Les bonnes intentions ne suffisent pas

jeudi, 15.10.2020

Christian Pauletto *

Christian Pauletto

Certes les ventes d’armes et l’arsenal mondial atteignent des records. Certes l’humanité souhaite un monde en paix. Certes l’initiative «pour une interdiction du financement des producteurs de matériel de guerre» procède d’intentions louables. Mais hélas, en politique les bonnes intentions ne suffisent pas.

Encore faut-il savoir les traduire en mesures convaincantes, efficaces et viables. L’idée des auteurs de l’initiative est simple. Trop simple alors que le sujet est complexe.

Le  problème est qu’elle ne correspond à aucun projet en cours au sein de la communauté internationale et de la Genève internationale en particulier. Les auteurs de l’initiative l’ont probablement remarqué et ont ajouté dans leur proposition un alinéa chargeant la Confédération de s’engager au plan international «en faveur de la mise en place de conditions analogues applicables aux banques et aux assurances».

La Suisse avec ses énormes biceps irait dire aux puissances de ce monde de reprendre cette interdiction. Par cette proposition les auteurs de l’initiative démontrent un manque de réalisme. Car si la communauté internationale, au premier chef l’ONU, débat déjà de nombreuses initiatives en vue d’une réduction des conflits et du désarmement, elle n’a à son ordre du jour aucun projet allant dans le sens de celui qui sera soumis au peuple le 29 novembre.

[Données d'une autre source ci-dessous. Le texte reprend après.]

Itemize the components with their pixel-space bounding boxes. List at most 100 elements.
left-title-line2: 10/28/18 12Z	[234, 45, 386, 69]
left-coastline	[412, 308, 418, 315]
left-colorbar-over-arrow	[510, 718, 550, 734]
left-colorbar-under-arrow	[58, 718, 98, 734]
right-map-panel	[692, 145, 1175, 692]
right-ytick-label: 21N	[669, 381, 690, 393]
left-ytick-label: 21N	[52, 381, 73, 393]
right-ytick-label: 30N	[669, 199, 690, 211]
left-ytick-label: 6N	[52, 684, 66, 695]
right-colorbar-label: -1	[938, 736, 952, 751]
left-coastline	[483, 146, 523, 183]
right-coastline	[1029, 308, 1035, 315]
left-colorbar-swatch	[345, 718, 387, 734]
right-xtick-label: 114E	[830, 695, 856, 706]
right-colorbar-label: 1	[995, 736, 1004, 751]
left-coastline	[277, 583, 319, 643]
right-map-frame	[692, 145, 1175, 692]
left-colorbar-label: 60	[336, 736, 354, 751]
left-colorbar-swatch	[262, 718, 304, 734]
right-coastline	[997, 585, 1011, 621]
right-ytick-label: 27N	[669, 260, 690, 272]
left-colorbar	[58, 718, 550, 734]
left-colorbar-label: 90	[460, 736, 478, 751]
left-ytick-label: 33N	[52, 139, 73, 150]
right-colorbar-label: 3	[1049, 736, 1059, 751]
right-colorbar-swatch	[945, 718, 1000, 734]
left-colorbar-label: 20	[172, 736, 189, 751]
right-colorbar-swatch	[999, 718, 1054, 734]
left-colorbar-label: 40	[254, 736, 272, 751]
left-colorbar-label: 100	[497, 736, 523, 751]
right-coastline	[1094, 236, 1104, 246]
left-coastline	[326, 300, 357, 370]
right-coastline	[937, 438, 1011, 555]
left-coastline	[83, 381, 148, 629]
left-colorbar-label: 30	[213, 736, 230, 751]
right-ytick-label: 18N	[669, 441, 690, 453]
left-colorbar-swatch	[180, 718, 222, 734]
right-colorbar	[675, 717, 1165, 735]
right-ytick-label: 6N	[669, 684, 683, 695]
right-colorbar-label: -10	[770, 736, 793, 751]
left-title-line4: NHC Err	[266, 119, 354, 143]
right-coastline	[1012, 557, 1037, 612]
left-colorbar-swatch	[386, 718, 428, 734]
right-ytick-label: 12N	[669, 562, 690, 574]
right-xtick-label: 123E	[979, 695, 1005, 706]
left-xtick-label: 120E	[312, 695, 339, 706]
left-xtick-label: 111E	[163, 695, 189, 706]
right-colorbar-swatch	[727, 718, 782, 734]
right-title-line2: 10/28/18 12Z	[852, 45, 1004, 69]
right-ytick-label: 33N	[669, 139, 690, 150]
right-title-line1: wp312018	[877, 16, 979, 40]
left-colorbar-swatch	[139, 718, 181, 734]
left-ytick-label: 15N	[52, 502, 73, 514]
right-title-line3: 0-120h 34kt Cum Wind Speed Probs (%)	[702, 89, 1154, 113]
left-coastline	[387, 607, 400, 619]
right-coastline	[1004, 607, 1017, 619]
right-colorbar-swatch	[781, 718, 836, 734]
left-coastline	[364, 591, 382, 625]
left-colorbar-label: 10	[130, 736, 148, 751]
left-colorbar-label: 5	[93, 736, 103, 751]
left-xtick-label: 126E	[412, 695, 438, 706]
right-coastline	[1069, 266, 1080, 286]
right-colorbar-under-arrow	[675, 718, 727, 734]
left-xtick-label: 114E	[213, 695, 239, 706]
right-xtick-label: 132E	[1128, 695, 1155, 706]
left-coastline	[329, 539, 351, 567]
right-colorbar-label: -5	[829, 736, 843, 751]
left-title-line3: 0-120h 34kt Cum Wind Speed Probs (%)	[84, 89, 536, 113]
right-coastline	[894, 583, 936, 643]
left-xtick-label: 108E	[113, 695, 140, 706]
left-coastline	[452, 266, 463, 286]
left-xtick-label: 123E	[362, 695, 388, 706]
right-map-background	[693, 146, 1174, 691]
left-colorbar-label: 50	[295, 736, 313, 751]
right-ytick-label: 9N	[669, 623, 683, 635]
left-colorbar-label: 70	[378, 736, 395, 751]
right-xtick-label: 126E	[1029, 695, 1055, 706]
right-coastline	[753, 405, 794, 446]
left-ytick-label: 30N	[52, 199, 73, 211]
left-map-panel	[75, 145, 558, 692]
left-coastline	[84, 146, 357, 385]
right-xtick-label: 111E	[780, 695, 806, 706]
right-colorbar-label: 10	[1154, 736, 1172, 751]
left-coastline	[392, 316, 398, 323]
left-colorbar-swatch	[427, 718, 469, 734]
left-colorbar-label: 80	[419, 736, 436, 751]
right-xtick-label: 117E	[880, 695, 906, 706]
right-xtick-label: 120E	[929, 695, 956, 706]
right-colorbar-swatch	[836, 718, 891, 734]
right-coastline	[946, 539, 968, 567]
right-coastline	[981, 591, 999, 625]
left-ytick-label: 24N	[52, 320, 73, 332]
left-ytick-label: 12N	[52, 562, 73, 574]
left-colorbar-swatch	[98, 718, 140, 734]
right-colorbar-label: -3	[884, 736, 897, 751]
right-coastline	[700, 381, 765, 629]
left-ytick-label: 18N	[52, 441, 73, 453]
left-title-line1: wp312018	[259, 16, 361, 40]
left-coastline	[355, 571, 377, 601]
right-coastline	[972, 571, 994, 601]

Que cela plaise ou pas, que cela soit moral ou pas, le droit international n’interdit pas l’usage de la force (ou la guerre), il y met simplement des règles. Il n’interdit pas aux forces armées de combattre.

Même les Conventions de Genève qui font la fierté de notre Cité sont claires: les dommages infligés aux populations civiles sont condamnés, mais un membre d’une force armée qui tue d’autres membres de forces armées ne commet rien de répréhensible.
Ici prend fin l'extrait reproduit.